Composition de la Cour: MM. les Juges Reeb, président,
Bianchi et Meyer. Greffier: M. Braconi.

                         __________

                Dans la cause civile pendante
                            entre

V.________, demandeur et recourant, représenté par Me Jérôme
Fer, avocat à La Chaux-de-Fonds,

                             et

Masse en faillite de B.________, défenderesse et intimée,
représentée par l'Office des faillites du district de La
Chaux-de-Fonds, à La Chaux-de-Fonds;

      (action en contestation de l'état de collocation)

              Considérant en fait et en droit:

     1.- Le 8 septembre 1997, V.________ a produit une cré-
ance de 74'196 fr.25 dans la faillite de B.________; cette
production ayant été intégralement écartée par l'office des
faillites, le prénommé a ouvert, le 24 mars 2000, action en
contestation de l'état de collocation.

     Par jugement du 3 avril 2001, le Tribunal du district de
La Chaux-de-Fonds a déclaré la demande irrecevable. Statuant
le 24 septembre 2001, la Cour de cassation civile du Tribunal
cantonal neuchâtelois a rejeté le recours du demandeur.

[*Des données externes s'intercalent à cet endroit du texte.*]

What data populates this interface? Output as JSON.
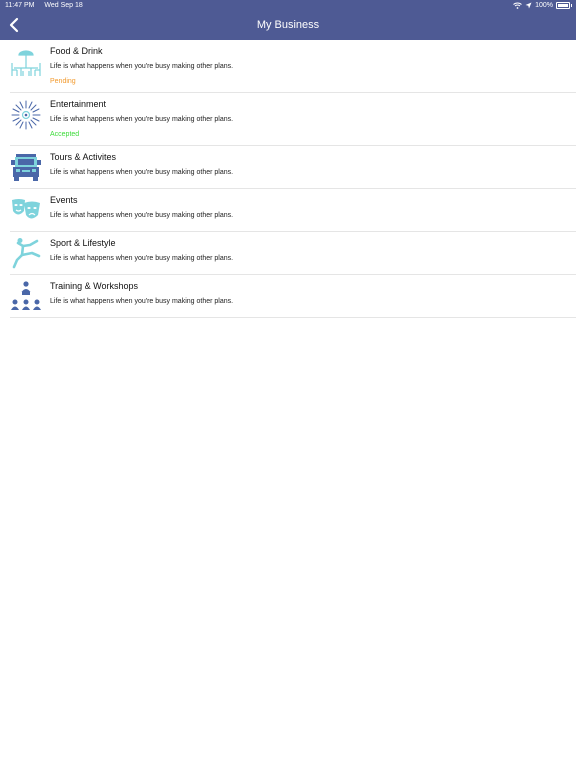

     Agissant par la voie du recours en réforme au Tribunal
fédéral, V.________ conclut, en substance, à l'annulation de
cet arrêt et au renvoi de l'affaire au premier juge pour
qu'il statue au fond.

     L'intimée n'a pas été invitée à répondre.

     2.- a) Formé à temps contre une décision finale rendue
dans une contestation civile (ATF 93 II 436 consid. 1 in fine
p. 437 et la jurisprudence citée) par le tribunal suprême du
canton, le recours est ouvert du chef des art. 44, 48 al. 1
et 54 al. 1 OJ.

     b) La présente cause étant de nature pécuniaire (ATF 87
II 190, p. 192), le recours n'est recevable que si la valeur
litigieuse - qui équivaut au dividende probable afférent à la
créance contestée (ATF 87 II 190, p. 193 et la jurisprudence
citée) - atteint 8'000 fr. (art. 46 OJ). Cette exigence est
satisfaite en l'espèce (art. 55 al. 1 let. a OJ; Poudret, COJ
II, N. 1.3.2 ad art. 46 OJ et les citations).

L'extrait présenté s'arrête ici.